Per quest’ultimo lavoro, Equalize ha installato il software Teramind sui computer di 14 dipendenti, intercettando segretamente le loro comunicazioni.

L’intervento, formalmente giustificato come “approccio multidimensionale per identificare attività sospette”, ha fruttato alla società un compenso di 143.350 euro.

La difesa di Del Vecchio e Arpe: “Estranei ai fatti”

Leonardo Maria Del Vecchio, attraverso il suo legale Maria Emanuela Mascalchi, ha affermato di attendere “serenamente” il corso delle indagini per dimostrare la propria innocenza.

Secondo la difesa, Del Vecchio sarebbe una parte lesa in questa vicenda, coinvolto senza il proprio consenso o controllo.

Arpe, dal canto suo, ha fatto sapere tramite i propri legali di essere “sorpreso” dalle accuse, indicando che l’intera questione ha origine in una controversia privata di natura familiare.

Anche Arpe ha dichiarato di voler collaborare pienamente con le autorità per chiarire ogni aspetto della vicenda.

Implicazioni e prospettive

La presenza di nomi di rilievo nel mondo economico e finanziario pone domande più ampie sull’eventuale impatto di questa vicenda sulla reputazione di EssilorLuxottica e del marchio Ray-Ban, oltre che sulle relazioni di fiducia tra banche e clienti.
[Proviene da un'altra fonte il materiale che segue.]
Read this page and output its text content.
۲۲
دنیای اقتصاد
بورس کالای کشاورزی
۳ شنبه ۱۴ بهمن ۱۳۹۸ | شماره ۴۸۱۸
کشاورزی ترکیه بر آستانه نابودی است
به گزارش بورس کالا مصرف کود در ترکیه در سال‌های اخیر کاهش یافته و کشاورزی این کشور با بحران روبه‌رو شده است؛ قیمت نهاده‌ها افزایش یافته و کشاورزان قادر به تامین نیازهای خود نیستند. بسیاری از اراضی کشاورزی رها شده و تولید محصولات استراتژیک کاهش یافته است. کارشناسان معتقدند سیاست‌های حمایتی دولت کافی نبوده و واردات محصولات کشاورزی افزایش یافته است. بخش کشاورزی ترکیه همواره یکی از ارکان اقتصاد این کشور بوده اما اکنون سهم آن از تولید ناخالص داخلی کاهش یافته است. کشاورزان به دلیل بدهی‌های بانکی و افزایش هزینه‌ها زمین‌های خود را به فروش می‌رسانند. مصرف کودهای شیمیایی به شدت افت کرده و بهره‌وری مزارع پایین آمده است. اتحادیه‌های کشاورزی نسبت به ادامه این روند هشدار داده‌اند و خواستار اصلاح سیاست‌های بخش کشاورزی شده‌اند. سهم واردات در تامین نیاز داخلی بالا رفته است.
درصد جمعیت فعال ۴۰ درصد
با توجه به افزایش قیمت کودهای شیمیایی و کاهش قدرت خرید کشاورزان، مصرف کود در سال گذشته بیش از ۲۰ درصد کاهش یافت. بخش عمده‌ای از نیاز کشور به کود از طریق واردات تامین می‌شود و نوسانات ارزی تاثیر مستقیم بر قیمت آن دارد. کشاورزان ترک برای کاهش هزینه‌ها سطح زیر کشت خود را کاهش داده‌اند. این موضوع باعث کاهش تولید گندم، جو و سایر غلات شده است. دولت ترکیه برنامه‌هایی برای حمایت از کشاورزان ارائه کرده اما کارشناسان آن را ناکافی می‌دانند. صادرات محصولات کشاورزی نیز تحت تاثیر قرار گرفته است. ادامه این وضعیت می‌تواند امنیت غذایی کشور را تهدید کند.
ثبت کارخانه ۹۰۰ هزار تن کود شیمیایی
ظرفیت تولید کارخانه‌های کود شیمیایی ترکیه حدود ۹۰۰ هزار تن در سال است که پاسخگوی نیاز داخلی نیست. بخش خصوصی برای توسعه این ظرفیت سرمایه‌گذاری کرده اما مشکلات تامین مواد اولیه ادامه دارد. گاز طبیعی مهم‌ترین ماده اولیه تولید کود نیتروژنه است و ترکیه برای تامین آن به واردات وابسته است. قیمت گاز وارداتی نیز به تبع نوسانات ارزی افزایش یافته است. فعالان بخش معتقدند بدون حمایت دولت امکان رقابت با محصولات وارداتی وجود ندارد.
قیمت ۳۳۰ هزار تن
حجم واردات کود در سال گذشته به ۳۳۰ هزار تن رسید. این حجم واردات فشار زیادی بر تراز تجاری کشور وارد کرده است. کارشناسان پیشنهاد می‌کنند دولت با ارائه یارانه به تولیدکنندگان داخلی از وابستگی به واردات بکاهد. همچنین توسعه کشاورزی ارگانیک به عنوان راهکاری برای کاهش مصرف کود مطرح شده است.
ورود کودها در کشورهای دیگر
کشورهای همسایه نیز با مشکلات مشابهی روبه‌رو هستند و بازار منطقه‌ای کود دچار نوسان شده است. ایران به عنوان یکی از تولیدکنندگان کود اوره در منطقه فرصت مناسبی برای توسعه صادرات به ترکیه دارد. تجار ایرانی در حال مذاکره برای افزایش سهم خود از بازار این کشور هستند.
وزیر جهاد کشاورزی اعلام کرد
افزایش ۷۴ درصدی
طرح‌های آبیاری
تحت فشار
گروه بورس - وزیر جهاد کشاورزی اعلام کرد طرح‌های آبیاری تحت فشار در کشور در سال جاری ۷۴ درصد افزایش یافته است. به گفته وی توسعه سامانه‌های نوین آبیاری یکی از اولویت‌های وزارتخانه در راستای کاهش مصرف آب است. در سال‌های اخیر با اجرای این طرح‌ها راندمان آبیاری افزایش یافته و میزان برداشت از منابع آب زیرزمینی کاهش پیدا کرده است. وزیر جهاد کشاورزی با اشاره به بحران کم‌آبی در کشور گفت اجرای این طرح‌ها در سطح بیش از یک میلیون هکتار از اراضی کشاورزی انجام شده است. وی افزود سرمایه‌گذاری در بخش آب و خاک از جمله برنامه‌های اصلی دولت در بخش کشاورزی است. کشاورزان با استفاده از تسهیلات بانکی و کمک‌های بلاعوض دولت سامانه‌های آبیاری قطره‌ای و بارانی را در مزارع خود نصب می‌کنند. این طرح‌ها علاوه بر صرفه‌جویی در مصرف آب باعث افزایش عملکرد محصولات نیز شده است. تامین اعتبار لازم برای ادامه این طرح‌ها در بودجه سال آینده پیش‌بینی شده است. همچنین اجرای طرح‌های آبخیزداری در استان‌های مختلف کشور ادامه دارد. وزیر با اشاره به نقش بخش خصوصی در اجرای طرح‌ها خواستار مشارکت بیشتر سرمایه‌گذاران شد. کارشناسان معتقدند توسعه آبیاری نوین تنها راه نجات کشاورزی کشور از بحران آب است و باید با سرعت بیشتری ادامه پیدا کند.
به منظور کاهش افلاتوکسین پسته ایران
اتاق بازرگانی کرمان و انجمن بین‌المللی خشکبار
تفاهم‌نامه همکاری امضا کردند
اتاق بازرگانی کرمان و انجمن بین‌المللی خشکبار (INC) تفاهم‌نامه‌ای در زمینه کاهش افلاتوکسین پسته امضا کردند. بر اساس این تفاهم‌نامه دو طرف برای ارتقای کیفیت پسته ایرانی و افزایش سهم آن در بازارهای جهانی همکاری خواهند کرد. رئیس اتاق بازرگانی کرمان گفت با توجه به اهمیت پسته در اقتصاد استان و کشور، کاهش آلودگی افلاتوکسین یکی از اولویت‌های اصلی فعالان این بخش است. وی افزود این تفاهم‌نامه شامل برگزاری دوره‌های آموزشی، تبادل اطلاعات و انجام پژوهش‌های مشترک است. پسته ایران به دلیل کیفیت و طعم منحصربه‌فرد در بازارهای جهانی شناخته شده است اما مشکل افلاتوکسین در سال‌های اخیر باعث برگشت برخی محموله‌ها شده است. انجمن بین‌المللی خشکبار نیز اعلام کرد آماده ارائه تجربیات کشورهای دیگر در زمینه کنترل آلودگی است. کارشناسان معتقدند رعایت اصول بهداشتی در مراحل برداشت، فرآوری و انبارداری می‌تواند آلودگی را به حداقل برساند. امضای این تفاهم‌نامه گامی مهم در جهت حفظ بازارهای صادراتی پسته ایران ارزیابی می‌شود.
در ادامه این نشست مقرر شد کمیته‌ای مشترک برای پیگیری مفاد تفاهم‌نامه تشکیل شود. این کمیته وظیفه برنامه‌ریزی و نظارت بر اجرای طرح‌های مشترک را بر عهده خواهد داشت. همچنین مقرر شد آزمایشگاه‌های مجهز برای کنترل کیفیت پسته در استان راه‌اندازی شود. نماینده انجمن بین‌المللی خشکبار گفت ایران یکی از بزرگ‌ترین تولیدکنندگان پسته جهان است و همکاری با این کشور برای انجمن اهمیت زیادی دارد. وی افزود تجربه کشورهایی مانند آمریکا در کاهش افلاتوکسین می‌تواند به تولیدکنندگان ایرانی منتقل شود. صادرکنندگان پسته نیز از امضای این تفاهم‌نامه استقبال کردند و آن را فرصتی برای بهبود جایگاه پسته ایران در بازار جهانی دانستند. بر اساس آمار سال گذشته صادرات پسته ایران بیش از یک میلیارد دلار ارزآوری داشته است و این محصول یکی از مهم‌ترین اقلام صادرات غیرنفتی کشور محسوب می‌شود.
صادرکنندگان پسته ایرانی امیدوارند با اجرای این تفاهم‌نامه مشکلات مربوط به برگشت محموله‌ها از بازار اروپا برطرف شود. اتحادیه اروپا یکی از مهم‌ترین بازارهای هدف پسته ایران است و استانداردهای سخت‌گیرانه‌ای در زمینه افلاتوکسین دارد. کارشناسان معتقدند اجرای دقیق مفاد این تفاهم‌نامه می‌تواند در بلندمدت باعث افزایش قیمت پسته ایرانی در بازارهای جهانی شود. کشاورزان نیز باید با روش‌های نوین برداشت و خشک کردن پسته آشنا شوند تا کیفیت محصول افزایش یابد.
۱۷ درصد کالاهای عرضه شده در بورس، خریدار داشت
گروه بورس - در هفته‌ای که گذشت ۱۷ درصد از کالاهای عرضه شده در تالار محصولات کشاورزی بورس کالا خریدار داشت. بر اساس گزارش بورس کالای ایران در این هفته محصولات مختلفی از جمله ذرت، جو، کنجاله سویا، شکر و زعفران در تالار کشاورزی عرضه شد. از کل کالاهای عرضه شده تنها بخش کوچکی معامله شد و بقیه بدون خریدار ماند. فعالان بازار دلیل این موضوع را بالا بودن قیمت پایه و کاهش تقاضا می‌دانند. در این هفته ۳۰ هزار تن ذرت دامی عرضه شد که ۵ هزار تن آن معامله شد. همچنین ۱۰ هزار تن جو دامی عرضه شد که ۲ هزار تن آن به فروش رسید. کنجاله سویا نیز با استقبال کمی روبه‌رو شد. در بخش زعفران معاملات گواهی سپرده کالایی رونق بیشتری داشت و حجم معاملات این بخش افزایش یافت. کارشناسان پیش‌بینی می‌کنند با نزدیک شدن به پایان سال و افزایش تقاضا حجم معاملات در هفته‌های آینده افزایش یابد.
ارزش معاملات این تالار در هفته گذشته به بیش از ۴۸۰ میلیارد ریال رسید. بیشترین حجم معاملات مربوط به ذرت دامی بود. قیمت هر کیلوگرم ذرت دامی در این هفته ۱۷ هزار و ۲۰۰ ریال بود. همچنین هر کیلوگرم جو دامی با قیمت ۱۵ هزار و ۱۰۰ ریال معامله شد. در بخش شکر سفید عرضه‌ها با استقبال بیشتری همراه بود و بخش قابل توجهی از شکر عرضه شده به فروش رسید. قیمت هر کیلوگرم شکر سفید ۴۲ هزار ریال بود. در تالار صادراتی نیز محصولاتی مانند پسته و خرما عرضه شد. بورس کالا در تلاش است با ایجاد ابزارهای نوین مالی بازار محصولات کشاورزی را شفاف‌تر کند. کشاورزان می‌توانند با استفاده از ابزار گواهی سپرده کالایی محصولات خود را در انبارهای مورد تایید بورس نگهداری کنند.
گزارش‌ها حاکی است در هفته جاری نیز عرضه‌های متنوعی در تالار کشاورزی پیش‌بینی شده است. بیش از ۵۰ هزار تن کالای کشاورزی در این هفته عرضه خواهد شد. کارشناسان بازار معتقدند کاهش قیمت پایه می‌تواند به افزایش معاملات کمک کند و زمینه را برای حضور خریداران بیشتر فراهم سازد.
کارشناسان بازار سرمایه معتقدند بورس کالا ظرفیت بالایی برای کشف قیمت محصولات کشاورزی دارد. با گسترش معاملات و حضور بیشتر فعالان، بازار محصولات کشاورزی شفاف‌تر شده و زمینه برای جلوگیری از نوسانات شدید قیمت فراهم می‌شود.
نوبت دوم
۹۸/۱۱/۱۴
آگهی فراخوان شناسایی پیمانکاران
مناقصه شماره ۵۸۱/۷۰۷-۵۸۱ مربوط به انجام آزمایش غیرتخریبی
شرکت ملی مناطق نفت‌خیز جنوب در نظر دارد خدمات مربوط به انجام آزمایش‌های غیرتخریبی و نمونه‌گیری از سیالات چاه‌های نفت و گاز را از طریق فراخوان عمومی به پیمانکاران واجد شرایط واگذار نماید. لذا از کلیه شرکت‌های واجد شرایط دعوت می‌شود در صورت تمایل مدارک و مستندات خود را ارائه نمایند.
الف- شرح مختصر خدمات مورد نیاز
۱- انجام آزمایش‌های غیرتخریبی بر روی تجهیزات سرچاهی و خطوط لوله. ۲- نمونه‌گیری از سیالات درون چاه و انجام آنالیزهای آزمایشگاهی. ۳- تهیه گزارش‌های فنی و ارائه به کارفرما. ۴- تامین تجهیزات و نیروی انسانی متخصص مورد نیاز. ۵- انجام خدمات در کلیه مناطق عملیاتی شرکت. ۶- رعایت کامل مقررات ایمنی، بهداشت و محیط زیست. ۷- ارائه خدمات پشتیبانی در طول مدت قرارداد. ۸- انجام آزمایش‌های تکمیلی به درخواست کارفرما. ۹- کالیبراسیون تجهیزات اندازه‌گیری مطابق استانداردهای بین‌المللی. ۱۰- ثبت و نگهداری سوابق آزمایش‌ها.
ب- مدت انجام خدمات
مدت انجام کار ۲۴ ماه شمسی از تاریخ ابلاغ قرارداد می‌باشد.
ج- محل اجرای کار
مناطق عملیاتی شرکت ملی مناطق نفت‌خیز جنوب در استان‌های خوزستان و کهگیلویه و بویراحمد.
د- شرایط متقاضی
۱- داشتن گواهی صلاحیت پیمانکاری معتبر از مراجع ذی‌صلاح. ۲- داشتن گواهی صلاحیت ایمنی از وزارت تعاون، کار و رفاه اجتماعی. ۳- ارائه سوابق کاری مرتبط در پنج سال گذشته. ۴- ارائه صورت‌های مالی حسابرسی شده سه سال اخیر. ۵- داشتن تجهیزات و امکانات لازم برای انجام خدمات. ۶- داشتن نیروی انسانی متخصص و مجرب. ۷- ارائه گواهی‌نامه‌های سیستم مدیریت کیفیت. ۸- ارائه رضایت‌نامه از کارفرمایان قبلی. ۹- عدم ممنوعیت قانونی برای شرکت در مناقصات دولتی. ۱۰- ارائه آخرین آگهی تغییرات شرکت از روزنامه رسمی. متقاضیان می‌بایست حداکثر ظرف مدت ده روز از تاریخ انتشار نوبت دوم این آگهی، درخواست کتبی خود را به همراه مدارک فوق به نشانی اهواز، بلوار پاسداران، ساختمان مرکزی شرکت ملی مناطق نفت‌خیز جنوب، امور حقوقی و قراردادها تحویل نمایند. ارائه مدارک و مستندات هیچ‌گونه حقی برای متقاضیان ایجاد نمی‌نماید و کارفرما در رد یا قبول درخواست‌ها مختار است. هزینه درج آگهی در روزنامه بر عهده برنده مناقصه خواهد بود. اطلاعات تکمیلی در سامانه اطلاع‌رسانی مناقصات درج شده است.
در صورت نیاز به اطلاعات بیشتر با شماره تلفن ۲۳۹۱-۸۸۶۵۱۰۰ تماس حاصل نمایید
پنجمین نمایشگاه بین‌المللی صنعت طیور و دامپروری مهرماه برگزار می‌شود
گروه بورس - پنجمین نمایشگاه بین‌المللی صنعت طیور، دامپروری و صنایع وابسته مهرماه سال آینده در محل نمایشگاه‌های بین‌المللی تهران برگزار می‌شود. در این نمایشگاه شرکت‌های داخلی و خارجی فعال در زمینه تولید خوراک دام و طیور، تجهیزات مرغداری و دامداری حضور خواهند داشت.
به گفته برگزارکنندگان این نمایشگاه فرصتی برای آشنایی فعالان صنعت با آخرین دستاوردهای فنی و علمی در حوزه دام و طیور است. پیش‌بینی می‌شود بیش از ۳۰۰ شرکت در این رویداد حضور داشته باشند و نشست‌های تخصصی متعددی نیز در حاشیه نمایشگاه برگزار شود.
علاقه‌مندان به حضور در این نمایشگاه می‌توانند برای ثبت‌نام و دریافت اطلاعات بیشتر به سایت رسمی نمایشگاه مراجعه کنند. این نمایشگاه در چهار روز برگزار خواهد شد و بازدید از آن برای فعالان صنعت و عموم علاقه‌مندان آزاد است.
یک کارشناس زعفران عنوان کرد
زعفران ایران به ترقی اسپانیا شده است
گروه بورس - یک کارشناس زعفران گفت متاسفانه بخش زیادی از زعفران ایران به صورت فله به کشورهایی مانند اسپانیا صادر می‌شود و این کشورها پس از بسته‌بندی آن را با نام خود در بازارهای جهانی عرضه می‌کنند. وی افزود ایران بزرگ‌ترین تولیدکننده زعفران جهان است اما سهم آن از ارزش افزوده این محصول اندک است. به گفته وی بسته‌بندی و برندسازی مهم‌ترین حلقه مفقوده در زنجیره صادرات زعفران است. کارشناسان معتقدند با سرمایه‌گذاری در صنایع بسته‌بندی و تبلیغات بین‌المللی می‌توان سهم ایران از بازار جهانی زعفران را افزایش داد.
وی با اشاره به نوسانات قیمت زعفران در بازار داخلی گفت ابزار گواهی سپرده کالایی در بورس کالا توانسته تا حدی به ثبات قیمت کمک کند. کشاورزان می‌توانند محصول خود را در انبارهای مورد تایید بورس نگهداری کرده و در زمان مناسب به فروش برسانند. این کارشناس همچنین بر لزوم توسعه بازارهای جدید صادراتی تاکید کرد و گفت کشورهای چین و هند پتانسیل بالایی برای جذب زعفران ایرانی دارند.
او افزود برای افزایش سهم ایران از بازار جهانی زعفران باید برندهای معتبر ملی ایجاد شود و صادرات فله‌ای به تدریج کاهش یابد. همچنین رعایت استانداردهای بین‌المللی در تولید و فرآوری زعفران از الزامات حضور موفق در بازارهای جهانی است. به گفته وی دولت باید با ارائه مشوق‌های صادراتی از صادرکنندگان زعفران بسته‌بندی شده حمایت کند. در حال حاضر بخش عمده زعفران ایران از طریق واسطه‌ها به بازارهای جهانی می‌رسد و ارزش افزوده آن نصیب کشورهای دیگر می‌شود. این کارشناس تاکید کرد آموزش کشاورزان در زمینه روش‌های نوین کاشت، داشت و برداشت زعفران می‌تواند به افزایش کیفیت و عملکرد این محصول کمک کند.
Nel caso di Banca Profilo, il coinvolgimento di ex dirigenti potrebbe suscitare ulteriori verifiche e pressioni da parte delle autorità per garantire trasparenza e sicurezza.

Matteo Arpe, ex amministratore delegato di Capitalia e membro del consiglio di Banca Profilo.

L’indagine punta anche i riflettori su un nodo cruciale della cybersicurezza italiana. Com’è stato possibile che investigatori privati, con il supporto di hacker e figure di contatto, abbiano potuto violare database protetti?

Resta da vedere come la vicenda si svilupperà nei prossimi mesi, ma la strada verso un chiarimento sembra ancora lunga.